Before us, the ld AR placed reliance on the decision rendered by Hon’ble Gujarat High Court in the case of CIT Vs. Kaypee Mechanical India Pvt. Ltd., 45 taxmann.com 363 and also decision rendered by Hon’ble Supreme Court in the case of Lakmandas Maturdas Vs. CIT 122 taxmann.com 828 and submitted that the interest paid for delayed remittance of service tax is compensatory in nature and hence allowable as deduction u/s 37(1) of the Act. He submitted that the similar view has been taken by the Delhi Bench of Tribunal in the case of DCIT Vs. Messee Dusseldorf India (P) Ltd., page (2010) 129 TTJ 81 (Delhi)/(UO).
We have heard ld DR and perused the record. We noticed that the ld CIT(A) has confirmed the disallowance by following the decision rendered by Hon’ble Supreme Court in the case of Bharat Commerce and Industries Ltd., (Supra). However, a perusal of the said decision would show that the Hon’ble Supreme Court has dealt with the case of payment of interest under the Income-tax Act. It was held that if the Income-tax itself is not permissible deduction u/s 37, then any interest paid for default committed by the assessee in discharging the statutory obligation under the Income-tax Act, which is calculated with reference to Income-tax, cannot be allowed as deduction.

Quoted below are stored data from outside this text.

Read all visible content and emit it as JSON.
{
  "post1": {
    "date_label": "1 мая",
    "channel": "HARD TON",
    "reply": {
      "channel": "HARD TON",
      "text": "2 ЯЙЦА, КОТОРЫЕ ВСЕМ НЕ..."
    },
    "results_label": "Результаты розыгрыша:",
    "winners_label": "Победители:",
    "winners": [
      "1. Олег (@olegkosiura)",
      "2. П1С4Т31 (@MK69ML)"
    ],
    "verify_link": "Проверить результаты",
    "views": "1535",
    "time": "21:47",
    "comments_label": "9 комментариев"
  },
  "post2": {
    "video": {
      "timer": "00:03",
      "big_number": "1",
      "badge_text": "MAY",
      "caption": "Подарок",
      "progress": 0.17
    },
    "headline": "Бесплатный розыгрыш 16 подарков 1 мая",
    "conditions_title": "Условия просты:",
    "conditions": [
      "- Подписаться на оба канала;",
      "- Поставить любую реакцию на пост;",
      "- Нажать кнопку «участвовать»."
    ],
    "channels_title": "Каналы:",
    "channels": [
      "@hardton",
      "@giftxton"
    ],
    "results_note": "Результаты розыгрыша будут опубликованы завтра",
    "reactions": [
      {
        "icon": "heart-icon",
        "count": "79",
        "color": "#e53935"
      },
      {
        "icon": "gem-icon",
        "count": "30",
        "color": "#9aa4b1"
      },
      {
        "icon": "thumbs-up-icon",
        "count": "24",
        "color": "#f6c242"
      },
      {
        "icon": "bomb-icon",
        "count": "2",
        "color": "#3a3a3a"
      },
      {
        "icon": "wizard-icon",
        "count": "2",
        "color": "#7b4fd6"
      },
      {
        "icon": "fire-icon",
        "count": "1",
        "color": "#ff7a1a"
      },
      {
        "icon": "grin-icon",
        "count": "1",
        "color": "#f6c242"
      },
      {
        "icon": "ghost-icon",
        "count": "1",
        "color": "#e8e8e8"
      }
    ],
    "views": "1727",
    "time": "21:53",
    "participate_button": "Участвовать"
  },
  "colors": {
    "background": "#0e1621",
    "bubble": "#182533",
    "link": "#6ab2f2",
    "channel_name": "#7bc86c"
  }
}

The issue under consideration is related to interest paid delayed payment of service tax. There is no dispute that the amount paid as service tax is allowable as deduction. Hence the decision rendered by Hon’ble Supreme Court in the case of Bharath Commerce and Industries Ltd., (Supra), will not apply to the facts of the present case. On the contrary, the claim of the assessee gets support from decision rendered by Hon’ble Supreme Court in the case of Lakmandas Maturdas (Supra)) and Hon’ble High Court in the case of Kaypee Mechanical India Pvt. Ltd., (Supra). Accordingly, we set aside the order passed by ld CIT(A) and direct the AO to delete the disallowance of interest paid on delayed remittance of service tax and VAT.
In the result, the appeal filed by the assessee is treated as allowed for statistical purposes.
Order pronounced in the Open Court on 10th July, 2019.